You're looking at Less Wrong's discussion board. This includes all posts, including those that haven't been promoted to the front page yet. For more information, see About Less Wrong.

cousin_it comments on More and Less than Solomonoff Induction - Less Wrong Discussion

4 Post author: Manfred 21 May 2014 04:55AM

You are viewing a comment permalink. View the original post to see all comments and the full post content.

Comments (32)

You are viewing a single comment's thread. Show more comments above.

Comment author: cousin_it 21 May 2014 02:19:58PM *  1 point [-]

Solomonoff induction can handle that.

Comment author: private_messaging 21 May 2014 05:46:02PM 0 points [-]

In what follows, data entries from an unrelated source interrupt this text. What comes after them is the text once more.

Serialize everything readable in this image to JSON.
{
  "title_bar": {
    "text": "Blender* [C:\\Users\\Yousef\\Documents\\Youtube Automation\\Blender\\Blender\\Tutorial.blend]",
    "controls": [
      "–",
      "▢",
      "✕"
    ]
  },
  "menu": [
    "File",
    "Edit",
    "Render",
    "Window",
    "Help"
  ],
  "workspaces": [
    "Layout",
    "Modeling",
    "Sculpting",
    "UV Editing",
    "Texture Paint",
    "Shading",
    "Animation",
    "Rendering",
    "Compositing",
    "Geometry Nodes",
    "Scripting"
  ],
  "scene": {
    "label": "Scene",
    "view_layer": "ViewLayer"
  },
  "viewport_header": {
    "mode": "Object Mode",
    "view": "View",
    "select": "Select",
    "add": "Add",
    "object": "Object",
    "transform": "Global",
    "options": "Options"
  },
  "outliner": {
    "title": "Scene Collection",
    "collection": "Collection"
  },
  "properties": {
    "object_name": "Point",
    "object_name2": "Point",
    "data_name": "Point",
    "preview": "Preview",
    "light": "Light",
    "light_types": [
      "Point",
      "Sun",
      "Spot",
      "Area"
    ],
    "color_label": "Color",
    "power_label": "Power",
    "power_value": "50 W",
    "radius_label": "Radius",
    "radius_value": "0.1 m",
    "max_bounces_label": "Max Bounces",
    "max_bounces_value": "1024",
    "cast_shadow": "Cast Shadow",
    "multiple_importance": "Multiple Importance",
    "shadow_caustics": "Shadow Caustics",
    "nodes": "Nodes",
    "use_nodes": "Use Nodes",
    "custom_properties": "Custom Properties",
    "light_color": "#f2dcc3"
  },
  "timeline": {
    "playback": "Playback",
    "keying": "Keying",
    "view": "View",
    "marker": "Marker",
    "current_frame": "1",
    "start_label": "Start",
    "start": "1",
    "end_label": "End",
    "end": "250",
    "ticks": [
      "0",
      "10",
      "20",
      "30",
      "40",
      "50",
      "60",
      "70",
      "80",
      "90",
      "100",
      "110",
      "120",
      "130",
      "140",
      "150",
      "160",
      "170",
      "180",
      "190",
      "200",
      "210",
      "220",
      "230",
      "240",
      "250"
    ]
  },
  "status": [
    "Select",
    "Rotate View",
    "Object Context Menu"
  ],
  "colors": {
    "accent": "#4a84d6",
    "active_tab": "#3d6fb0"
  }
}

Yeah, albeit the shortest hypothesis that works keeps growing in length, which is really really bad for being able to compute something similar in practice.

Comment author: cousin_it 21 May 2014 08:27:25PM *  1 point [-]

That depends on what you mean by "shortest hypothesis". You can view Solomonoff induction as a mixture of all deterministic programs or, equivalently, a mixture of all computable distributions. If a "hypothesis" is a deterministic program, it will keep growing in length when given random bits. On the other hand, if a "hypothesis" is a computable distribution, its length might well stay bounded and not very large.

Comment author: private_messaging 22 May 2014 04:01:00AM *  -1 points [-]

Well, it'd be an utter mess where you can't separate the "data" bits (ones that are transformed into final probability distribution if we assume they were random) from the "code" bits (that do the transformation). Indeed given that the universe itself can run computations, all "data" bits are also code.

Comment author: cousin_it 22 May 2014 02:40:09PM *  1 point [-]

If a "hypothesis" is a computable distribution, it doesn't need to include the random bits. (A computable distribution is a program that accepts a bit string and computes successive approximations to the probability of that bit string.)

Comment author: private_messaging 23 May 2014 05:53:06AM *  1 point [-]

A computable distribution is a program that accepts a bit string and computes successive approximations to the probability of that bit string.

Got to be a little more than that, for the probabilities of different bit strings to add up to 1. The obvious way to do that without having to sum all "probabilities" and renormalize, is to map an infinitely long uniformly distributed bit string into the strings for which you're defining probabilities.

In any case you're straying well away from what S.I. is defined to be.

Comment author: cousin_it 23 May 2014 10:29:10AM *  0 points [-]

I guess I left out too many details. Let's say a "hypothesis" is a program that accepts a bit string S and prints a sequence of non-negative rational numbers. For each S, that sequence has to be non-decreasing and converge to a limit P(S). The sum of P(S) over all S has to be between 0 (exclusive) and 1 (inclusive). Such an object is called a "lower-semicomputable semimeasure". SI is a universal lower-semicomputable semimeasure, which means it dominates any other up to a multiplicative constant. See page 8 of this paper for more on which classes of (semi-)measures have or don't have a universal element.

Comment author: private_messaging 23 May 2014 12:18:40PM *  1 point [-]

Yes, SI is such a measure, but the individual programs within SI as usually defined are not. You aren't feeding the input data into programs in SI, you match program outputs to the input data.

Comment author: cousin_it 25 May 2014 02:16:17PM *  1 point [-]

I think you can have an equivalent definition of SI in terms of programs that consume input data and print rational numbers. Or at least, I don't see any serious obstacles to doing so. It will also be expensive to approximate, and you'll need to renormalize as you go (and do other things like converting all sequences of rationals to non-decreasing sequences etc.), but at least you won't have the problem that "hypotheses" grow without bound.

Comment author: private_messaging 26 May 2014 12:47:40PM *  1 point [-]

That might be useful in some context, yes. But you'll still have both the program which is longer but gives probability of 1 to observations so far, and a program that is shorter, but gives a much much smaller probability (on the order of 2^-L where L is length difference).

I think the hypotheses in physics correspond not to individual programs in SI, but to common prefixes. For example, QM would describe a program that would convert subsequent random bits into predicted observations with correct probability distribution. You could treat a prefix as a probability distribution over outputs - the probability distribution that results from pre-pending that prefix to random bits. The bonus is that very simple operations on the random bits correspond to high level mathematical functions that are otherwise difficult to write in any low level TM-like representation.